Alguns alunos e professores protestaram em voz alta e saíram, mas ele continuou e fez seu discurso de formatura na íntegra.

Os professores então emitiram um “manifesto”, chamando seu discurso de “discurso de ódio”. Eles exigiram que seu diploma acadêmico e licença profissional fossem retidos, seu prêmio de mérito retirado e associações de psicologia em todo o México fossem alertadas sobre suas ações.

“Exerci meu direito fundamental à liberdade de expressão para falar aos meus colegas sobre o que acredito serem as questões mais urgentes do nosso tempo”, disse Pérez em resposta à ação da universidade. “Agora, posso perder toda a minha carreira profissional porque expressei pontos de vista com os quais alguns alunos e professores discordam.”

Em resposta ao processo contra ele, Pérez apresentou uma reconvenção para proteger seus legítimos interesses, disse a ADF International, que o apoia, acrescentando que um julgamento da universidade é esperado ainda este mês.

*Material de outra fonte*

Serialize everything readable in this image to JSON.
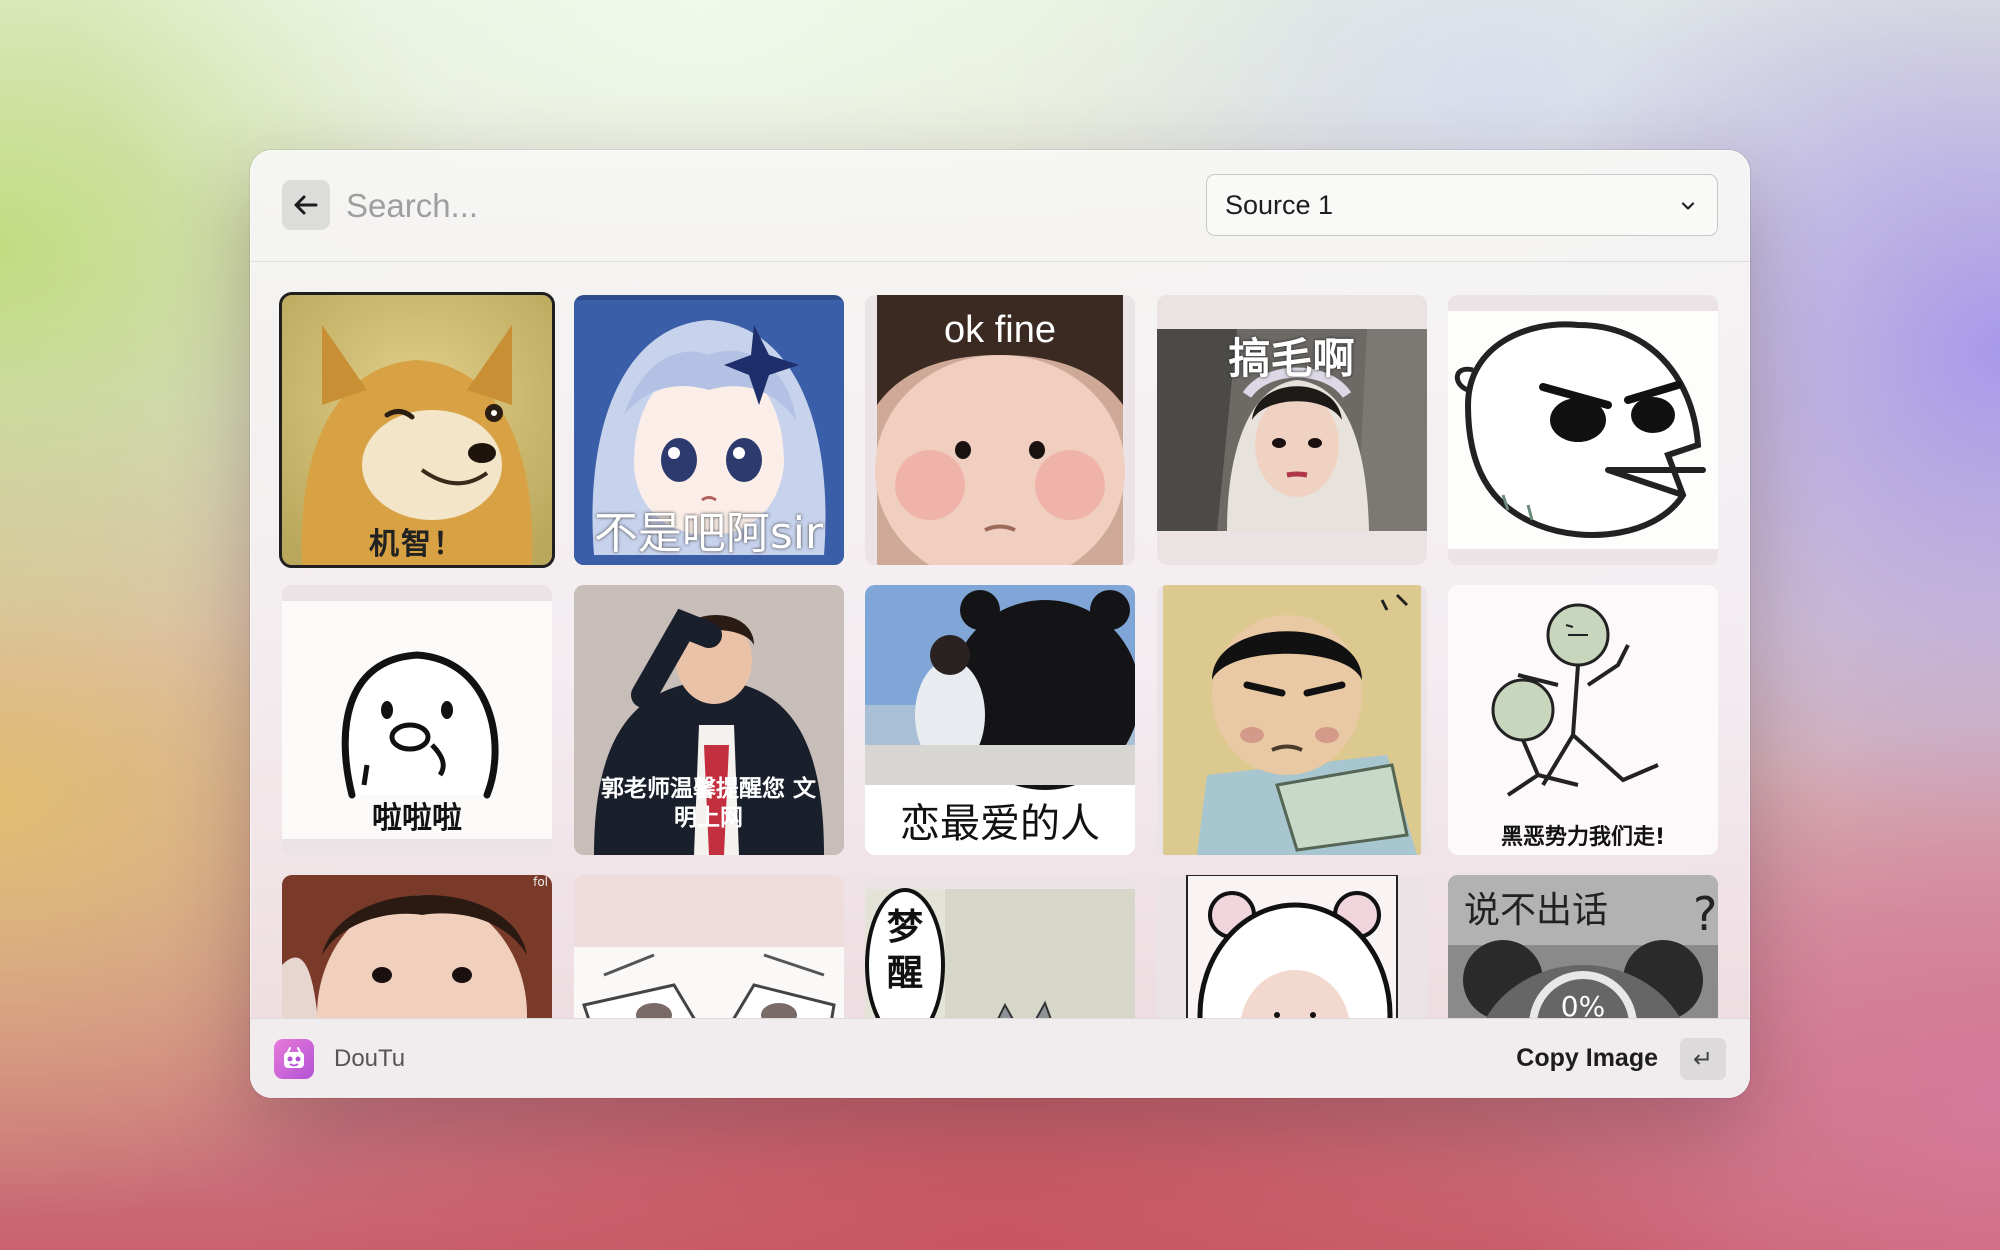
{
  "search": {
    "placeholder": "Search..."
  },
  "source_select": {
    "value": "Source 1"
  },
  "grid": {
    "items": [
      {
        "caption": "机智！",
        "name": "doge-wink"
      },
      {
        "caption": "不是吧阿sir",
        "name": "anime-girl"
      },
      {
        "caption": "ok fine",
        "name": "chubby-baby"
      },
      {
        "caption": "搞毛啊",
        "name": "drama-lady"
      },
      {
        "caption": "",
        "name": "angry-bird-sketch"
      },
      {
        "caption": "啦啦啦",
        "name": "blob-chick"
      },
      {
        "caption": "郭老师温馨提醒您 文明上网",
        "name": "saluting-woman"
      },
      {
        "caption": "恋最爱的人",
        "name": "kumamon-hug"
      },
      {
        "caption": "",
        "name": "cartoon-boy-desk"
      },
      {
        "caption": "黑恶势力我们走!",
        "name": "stick-men-running"
      },
      {
        "caption": "",
        "name": "baby-face"
      },
      {
        "caption": "",
        "name": "anime-eyes"
      },
      {
        "caption": "梦醒",
        "name": "comic-cat"
      },
      {
        "caption": "",
        "name": "bear-hood-face"
      },
      {
        "caption": "说不出话",
        "name": "panda-loading"
      }
    ],
    "loading_percent": "0%",
    "watermark": "fol"
  },
  "footer": {
    "app_name": "DouTu",
    "action_label": "Copy Image",
    "enter_key": "↵"
  },
  "icons": {
    "back": "arrow-left-icon",
    "dropdown": "chevron-down-icon",
    "app": "doutu-app-icon",
    "enter": "enter-key-icon"
  }
}
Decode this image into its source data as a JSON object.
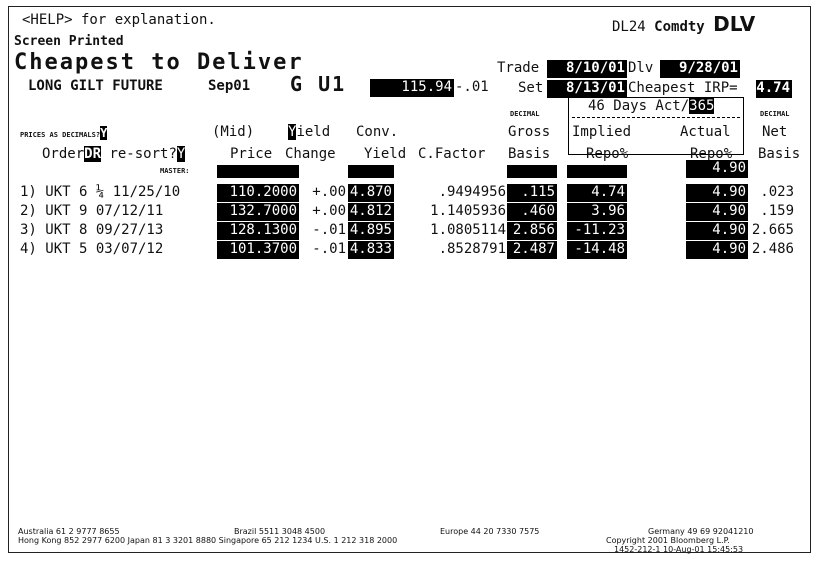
{
  "header": {
    "help": "<HELP> for explanation.",
    "screen_printed": "Screen Printed",
    "code_prefix": "DL24",
    "code_mid": "Comdty",
    "code_cmd": "DLV",
    "title": "Cheapest to Deliver"
  },
  "contract": {
    "name": "LONG GILT FUTURE",
    "month": "Sep01",
    "ticker": "G U1",
    "price": "115.94",
    "change": "-.01"
  },
  "dates": {
    "trade_label": "Trade",
    "trade": "8/10/01",
    "dlv_label": "Dlv",
    "dlv": "9/28/01",
    "set_label": "Set",
    "set": "8/13/01",
    "cheapest_irp_label": "Cheapest IRP=",
    "cheapest_irp": "4.74",
    "days_label_pre": "46 Days Act/",
    "days_basis": "365"
  },
  "options": {
    "prices_as_decimals_label": "PRICES AS DECIMALS?",
    "prices_as_decimals": "Y",
    "order_label": "Order",
    "order_value": "DR",
    "resort_label": " re-sort?",
    "resort_value": "Y",
    "master_label": "MASTER:"
  },
  "columns": {
    "mid": "(Mid)",
    "price": "Price",
    "yield_flag": "Y",
    "yield_rest": "ield",
    "change": "Change",
    "conv_top": "Conv.",
    "conv_bottom": "Yield",
    "cfactor": "C.Factor",
    "decimal1": "DECIMAL",
    "gross": "Gross",
    "basis": "Basis",
    "implied": "Implied",
    "implied_repo": "Repo%",
    "actual": "Actual",
    "actual_repo": "Repo%",
    "decimal2": "DECIMAL",
    "net": "Net",
    "net_basis": "Basis"
  },
  "master_actual_repo": "4.90",
  "rows": [
    {
      "bond": "1) UKT 6 ¼ 11/25/10",
      "price": "110.2000",
      "change": "+.00",
      "yield": "4.870",
      "cfactor": ".9494956",
      "gross": ".115",
      "implied": "4.74",
      "actual": "4.90",
      "net": ".023"
    },
    {
      "bond": "2) UKT 9 07/12/11",
      "price": "132.7000",
      "change": "+.00",
      "yield": "4.812",
      "cfactor": "1.1405936",
      "gross": ".460",
      "implied": "3.96",
      "actual": "4.90",
      "net": ".159"
    },
    {
      "bond": "3) UKT 8 09/27/13",
      "price": "128.1300",
      "change": "-.01",
      "yield": "4.895",
      "cfactor": "1.0805114",
      "gross": "2.856",
      "implied": "-11.23",
      "actual": "4.90",
      "net": "2.665"
    },
    {
      "bond": "4) UKT 5 03/07/12",
      "price": "101.3700",
      "change": "-.01",
      "yield": "4.833",
      "cfactor": ".8528791",
      "gross": "2.487",
      "implied": "-14.48",
      "actual": "4.90",
      "net": "2.486"
    }
  ],
  "footer": {
    "line1a": "Australia 61 2 9777 8655",
    "line1b": "Brazil 5511 3048 4500",
    "line1c": "Europe 44 20 7330 7575",
    "line1d": "Germany 49 69 92041210",
    "line2a": "Hong Kong 852 2977 6200 Japan 81 3 3201 8880 Singapore 65 212 1234 U.S. 1 212 318 2000",
    "line2b": "Copyright 2001 Bloomberg L.P.",
    "line3": "1452-212-1 10-Aug-01 15:45:53"
  }
}
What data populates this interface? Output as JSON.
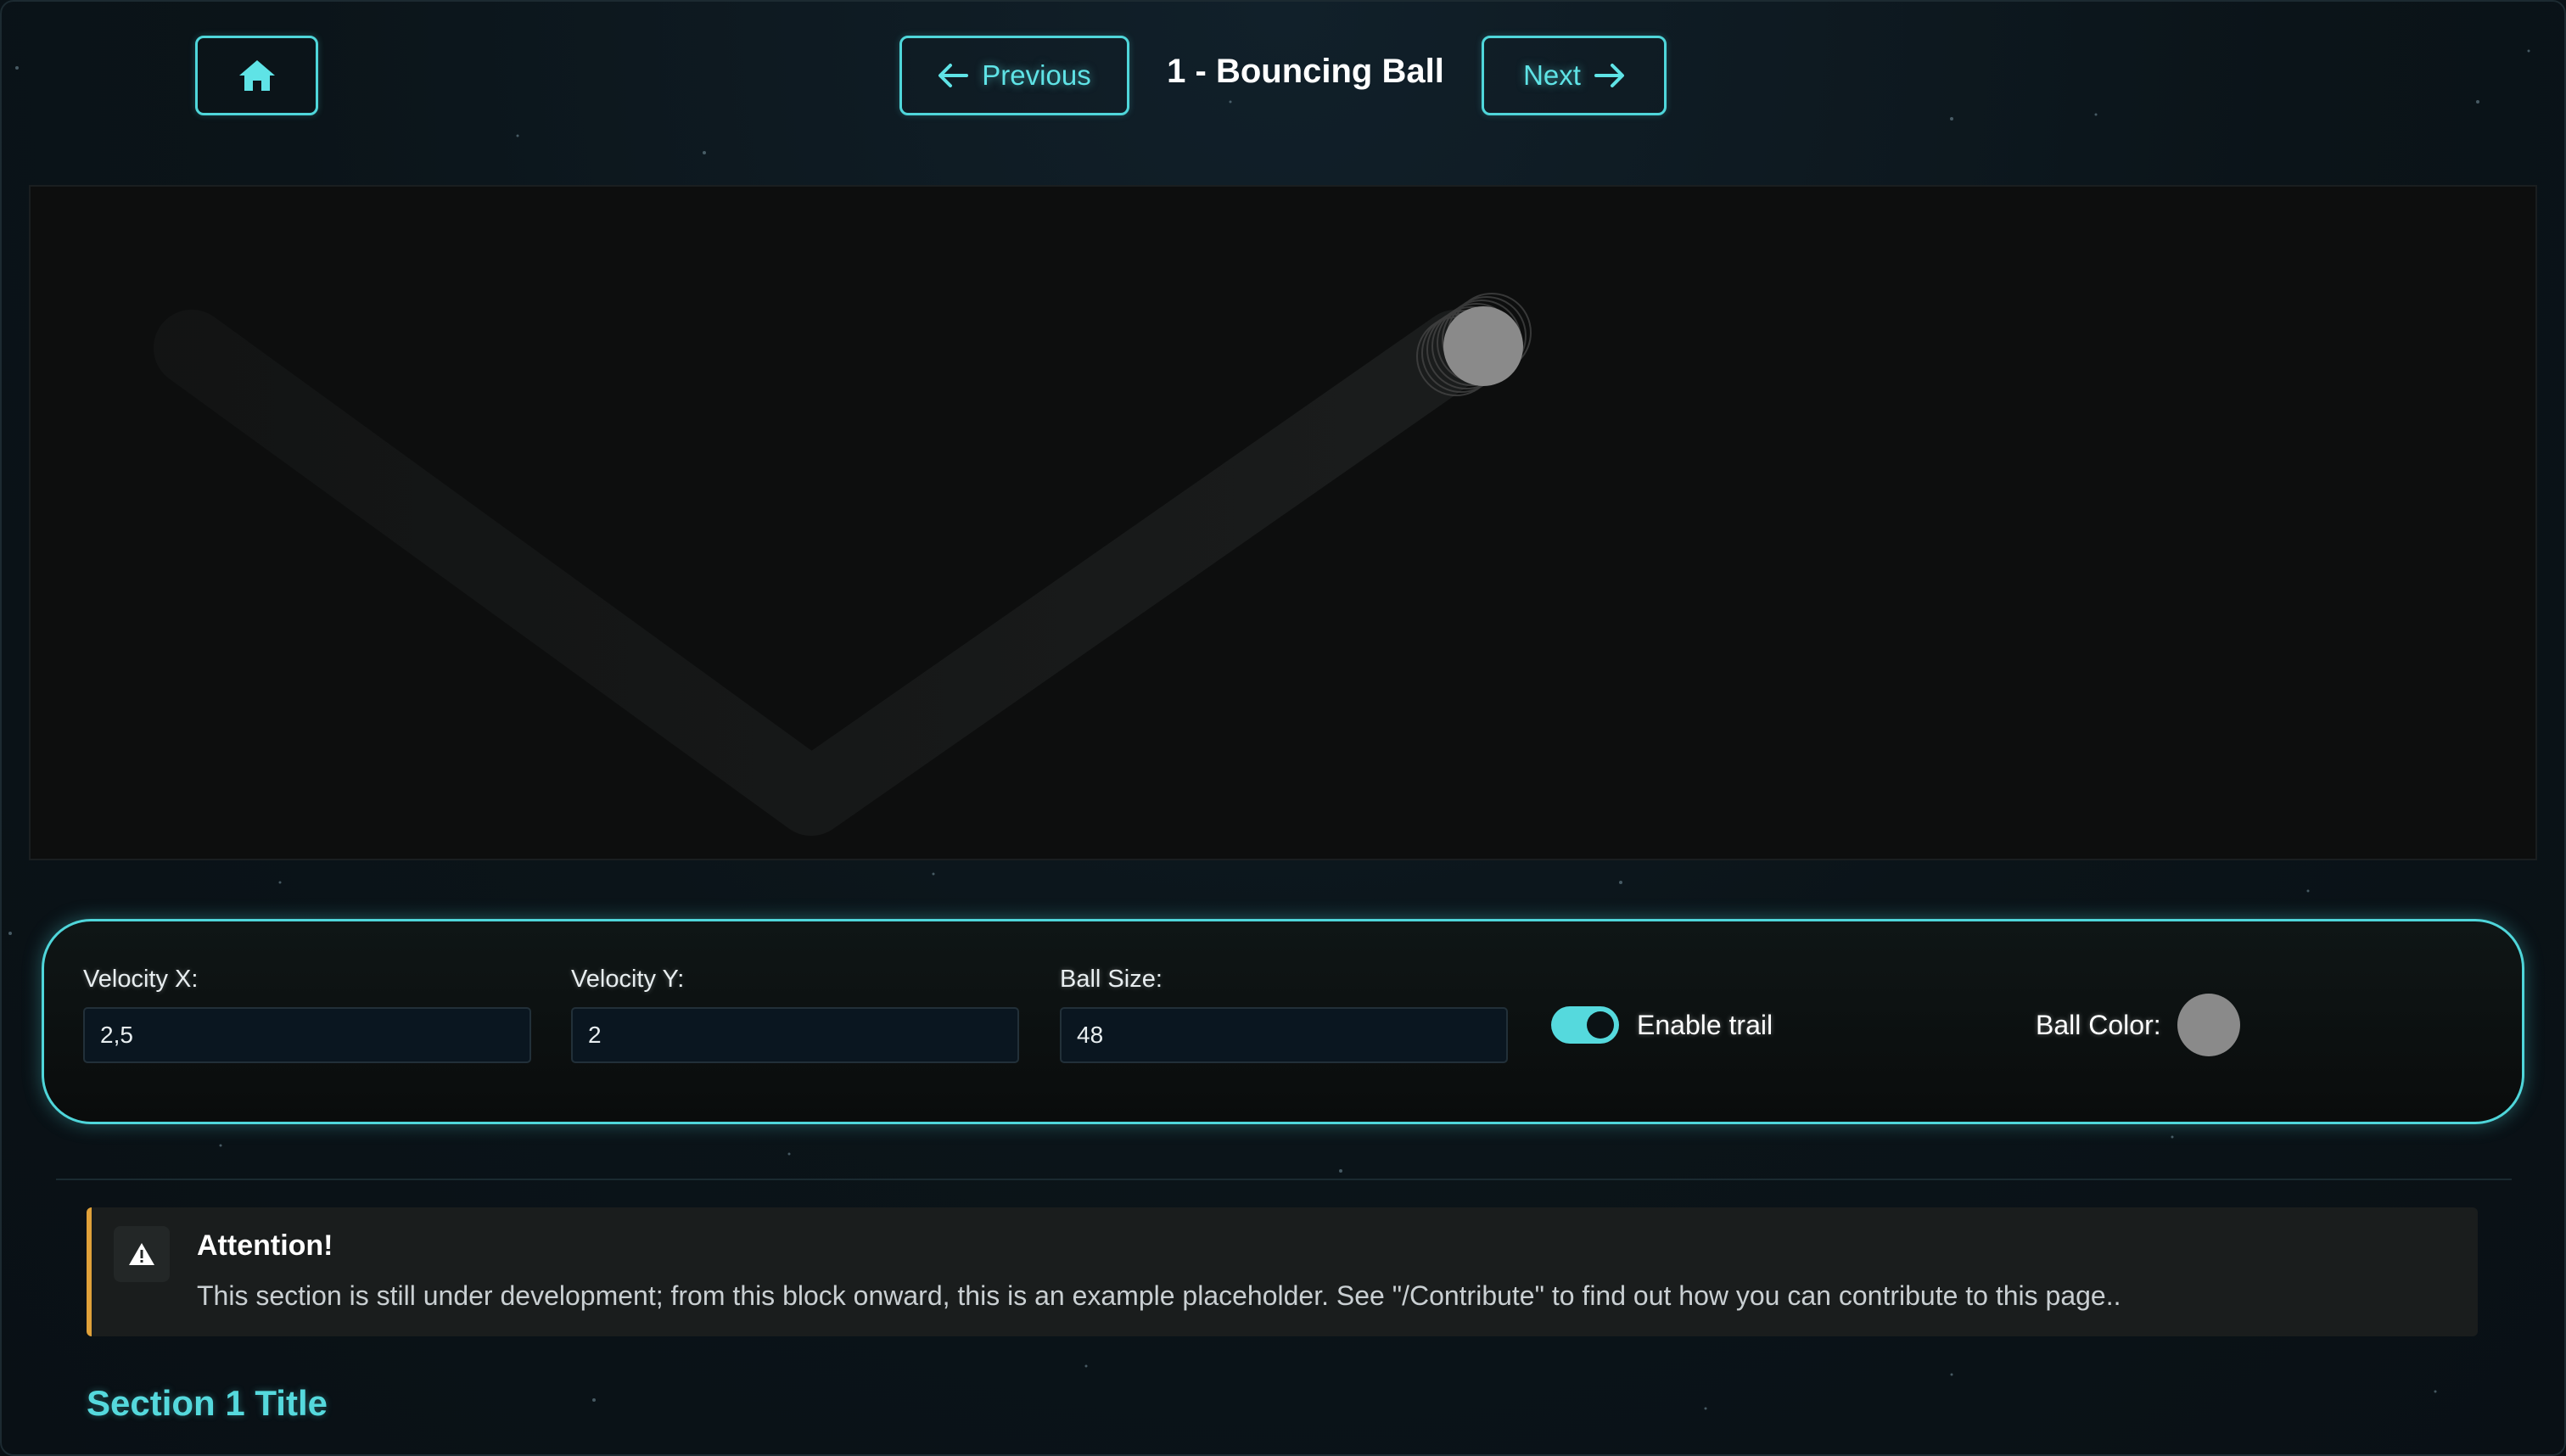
{
  "header": {
    "home_icon": "home-icon",
    "prev_label": "Previous",
    "next_label": "Next",
    "title": "1 - Bouncing Ball"
  },
  "controls": {
    "velocity_x": {
      "label": "Velocity X:",
      "value": "2,5"
    },
    "velocity_y": {
      "label": "Velocity Y:",
      "value": "2"
    },
    "ball_size": {
      "label": "Ball Size:",
      "value": "48"
    },
    "trail": {
      "label": "Enable trail",
      "enabled": true
    },
    "ball_color": {
      "label": "Ball Color:",
      "value": "#8a8a8a"
    }
  },
  "alert": {
    "title": "Attention!",
    "text": "This section is still under development; from this block onward, this is an example placeholder. See \"/Contribute\" to find out how you can contribute to this page.."
  },
  "section": {
    "title": "Section 1 Title"
  },
  "colors": {
    "accent": "#4fd6da",
    "warning": "#e0a13a",
    "canvas": "#0d0e0e",
    "ball": "#8a8a8a"
  }
}
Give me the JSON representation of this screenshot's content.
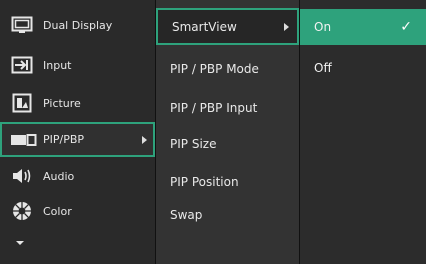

Em seu discurso de formatura, Pérez disse: “Hoje estamos mergulhados em uma verdadeira luta antropológica para redefinir o ser humano, a pessoa humana, o homem, através da implementação de ideologias e modas de pensamento que sempre acabam minando a dignidade e a liberdade”.

Ele então citou o escritor e teólogo leigo inglês GK Chesterton: “As pessoas não sabem o que estão fazendo; porque não sabem o que estão desfazendo”. Pérez acrescentou que “atacar a vida e a família é se autodestruir, é um ataque à própria civilização”. Ele então exortou seus pares a viver em solidariedade uns com os outros, dizendo: “Você tem que amar; ninguém busca o bem do outro se não o ama”.

Kristina Hjelkrem, consultora jurídica da ADF International para a América Latina, disse que Pérez “enfrenta danos irreparáveis ​​à reputação e uma proibição de sua prática profissional, ameaçando tudo pelo que trabalhou em sua carreira” apenas porque exerceu seus direitos humanos básicos e expressou opiniões compartilhadas por muitos.

“Se a campanha para punir Christian for bem-sucedida, isso mostra que qualquer um que se atreva a falar em público no México está em perigo”, acrescentou Hjelkrem. “Esta é uma clara violação da lei internacional de direitos humanos, uma reminiscência de ditaduras, não de democracias.”

Pérez disse que está “comprometido em obter justiça não apenas para mim, mas para todos os mexicanos interessados ​​em preservar o direito de se expressar livremente”.

A ADF International comentou que estudantes e professores de todo o mundo estão sendo submetidos a “campanhas de censura, muitas vezes acompanhadas de processos judiciais, que ameaçam gravemente suas reputações e carreiras”.